GNN 스터디 | Network Traffic Modeling and Prediction Using Graph Gaussian Processes

    https://ieeexplore.ieee.org/abstract/document/9992240/

     

    Network Traffic Modeling and Prediction Using Graph Gaussian Processes

    Traffic modeling and prediction is a vital task for designing efficient resource allocation strategies in telecommunication networks. This is challenging because network traffic data exhibits complex nonlinear spatiotemporal interactions. Moreover, the dat

    ieeexplore.ieee.org

     

    GNN 스터디 1주차 논문으로 이 논문을 읽게 되었다.

    이 논문에서 GNN과 GP를 어떻게 그리고 왜 결합해서 사용했는지에 대해 중점적으로 이야기 해보려고 한다.


    1. problem definition



    Since traffic data follows a graph-structured topology, this paper addresses the traffic prediction problem modeled as a graph. The graph $\mathcal{G}$ consists of nodes $\mathcal{V}$ and edges $\mathcal{E}$, with traffic data $y_t$ at time $t$. The goal of this problem is to predict the traffic at a future time based on observed traffic data. However, the challenge arises from the presence of both observed and missing nodes


    2. GP for network traffic data. 


    This paper presents traffic data as a Bayesian model based on Gaussian Processes (GP). The model includes both observed and missing nodes, and assumes that the traffic data is generated according to a Gaussian likelihood. The mathematical formulation is given as follows:

    $$ y_t = Wf_t + b + n_t $$

    - $y_t$ : the traffic data at time $t$ for each node.
    - $W$ : factor loading matrix, which captures the specific characteristics of each node
    - $f_t$ : latent variable vector that captures common temporal patterns among the nodes
    - $b$ : bias vector that represents the overall traffic volume at each node
    - $n_t$ :  additive white noise at time $t$

     

    To derive the posterior for inference, let’s define the prior distributions for each term:


    1. Prior for $W$


    The factor loading matrix $W$  is defined in the form of a Gaussian Random Field (GRF), which reflects correlations between nodes. GRF captures node relationships by penalizing large differences between neighboring nodes.
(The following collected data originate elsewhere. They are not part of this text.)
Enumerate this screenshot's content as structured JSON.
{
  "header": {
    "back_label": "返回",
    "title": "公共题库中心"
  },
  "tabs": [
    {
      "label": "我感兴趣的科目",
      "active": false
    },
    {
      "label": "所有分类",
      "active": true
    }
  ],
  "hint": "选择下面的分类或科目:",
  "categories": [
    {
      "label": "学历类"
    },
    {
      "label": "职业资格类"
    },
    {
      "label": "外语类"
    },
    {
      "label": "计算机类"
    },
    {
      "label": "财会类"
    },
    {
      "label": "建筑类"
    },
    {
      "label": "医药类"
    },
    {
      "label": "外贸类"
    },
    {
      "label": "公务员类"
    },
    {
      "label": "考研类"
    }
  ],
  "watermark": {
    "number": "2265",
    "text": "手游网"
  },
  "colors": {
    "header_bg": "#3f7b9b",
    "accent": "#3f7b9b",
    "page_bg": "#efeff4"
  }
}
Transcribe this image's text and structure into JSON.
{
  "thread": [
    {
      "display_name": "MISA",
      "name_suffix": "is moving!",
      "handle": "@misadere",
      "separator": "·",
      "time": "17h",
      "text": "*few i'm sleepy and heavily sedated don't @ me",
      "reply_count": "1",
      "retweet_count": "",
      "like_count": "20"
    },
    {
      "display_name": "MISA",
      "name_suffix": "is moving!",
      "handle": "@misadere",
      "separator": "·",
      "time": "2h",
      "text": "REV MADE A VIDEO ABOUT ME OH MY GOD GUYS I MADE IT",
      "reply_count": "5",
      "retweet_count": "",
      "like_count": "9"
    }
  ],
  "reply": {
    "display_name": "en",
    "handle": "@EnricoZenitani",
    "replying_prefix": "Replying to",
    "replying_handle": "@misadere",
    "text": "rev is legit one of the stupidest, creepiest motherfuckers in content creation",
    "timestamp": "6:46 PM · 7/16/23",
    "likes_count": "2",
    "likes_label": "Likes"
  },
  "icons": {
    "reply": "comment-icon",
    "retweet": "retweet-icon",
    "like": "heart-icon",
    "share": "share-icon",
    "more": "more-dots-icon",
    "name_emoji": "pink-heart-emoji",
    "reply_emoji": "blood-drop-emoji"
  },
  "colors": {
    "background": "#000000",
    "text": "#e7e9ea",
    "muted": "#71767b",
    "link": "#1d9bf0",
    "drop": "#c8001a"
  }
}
    This prior can be represented as:

    $$ p(w_{:,d}) \propto \exp\left(-\frac{\theta_{d1}}{2} \sum_{{i,j} \in E} (w_{id} - w_{jd})^2 - \frac{\theta_{d2}}{2} \sum_i w_{id}^2\right) $$

    Here, the term  $(w_{id} - w_{jd})^2$  in the prior encourages similarity between connected nodes.

    Using the Graph Laplacian matrix  $L$ , this expression can be simplified. The Laplacian  $L$  is defined in terms of the adjacency matrix  $A$ and the diagonal matrix  $D$ :

    $$ L = D - A $$

    Thus, we can rewrite the prior for $W$ as:

    $$ p(w_{:,d}) \propto \exp\left(-\frac{\theta_{d1}}{2} w_{:,d}^T L w_{:,d} - \frac{\theta_{d2}}{2} w_{:,d}^T w_{:,d}\right) $$


    2. Prior for  $f_t$



    The latent variable vector $f_t$ is divided into four components to capture distinct temporal patterns:

    $$ f_{dt} = f_d(t) = f_{1d}(t) + f_{2d}(t) + f_{3d}(t) + f_{4d}(t) $$

    Each component has a specific role:

    - $f_{1d}(t)$ : Short-term trend. This term captures rapidly changing patterns and is modeled with an RBF kernel:

    $$ f_{1d}(t) \sim \text{GP}(0, k_{1d}(t, t’)) \quad k_{1d}(t, t’) = \alpha_{1d} \exp(-\beta_{1d} |t - t’|^2) $$

    - $f_{2d}(t)$ : Daily quasi-periodic pattern. This term reflects daily patterns, using a combination of periodic RBF and standard RBF kernels:

    $$ f_{2d}(t) \sim \text{GP}(0, k_{2d}(t, t’)) \quad k_{2d}(t, t’) = \alpha_{2d} \exp(-\beta_{2d} |t - t’|^2) \exp\left(-\gamma_{1d} \sin^2\left(\frac{\pi}{\lambda_1} (t - t’)\right)\right) $$

    - $f_{3d}(t)$ : Weekly periodic pattern. This component captures weekly trends, similar to the daily periodic pattern but with a different period.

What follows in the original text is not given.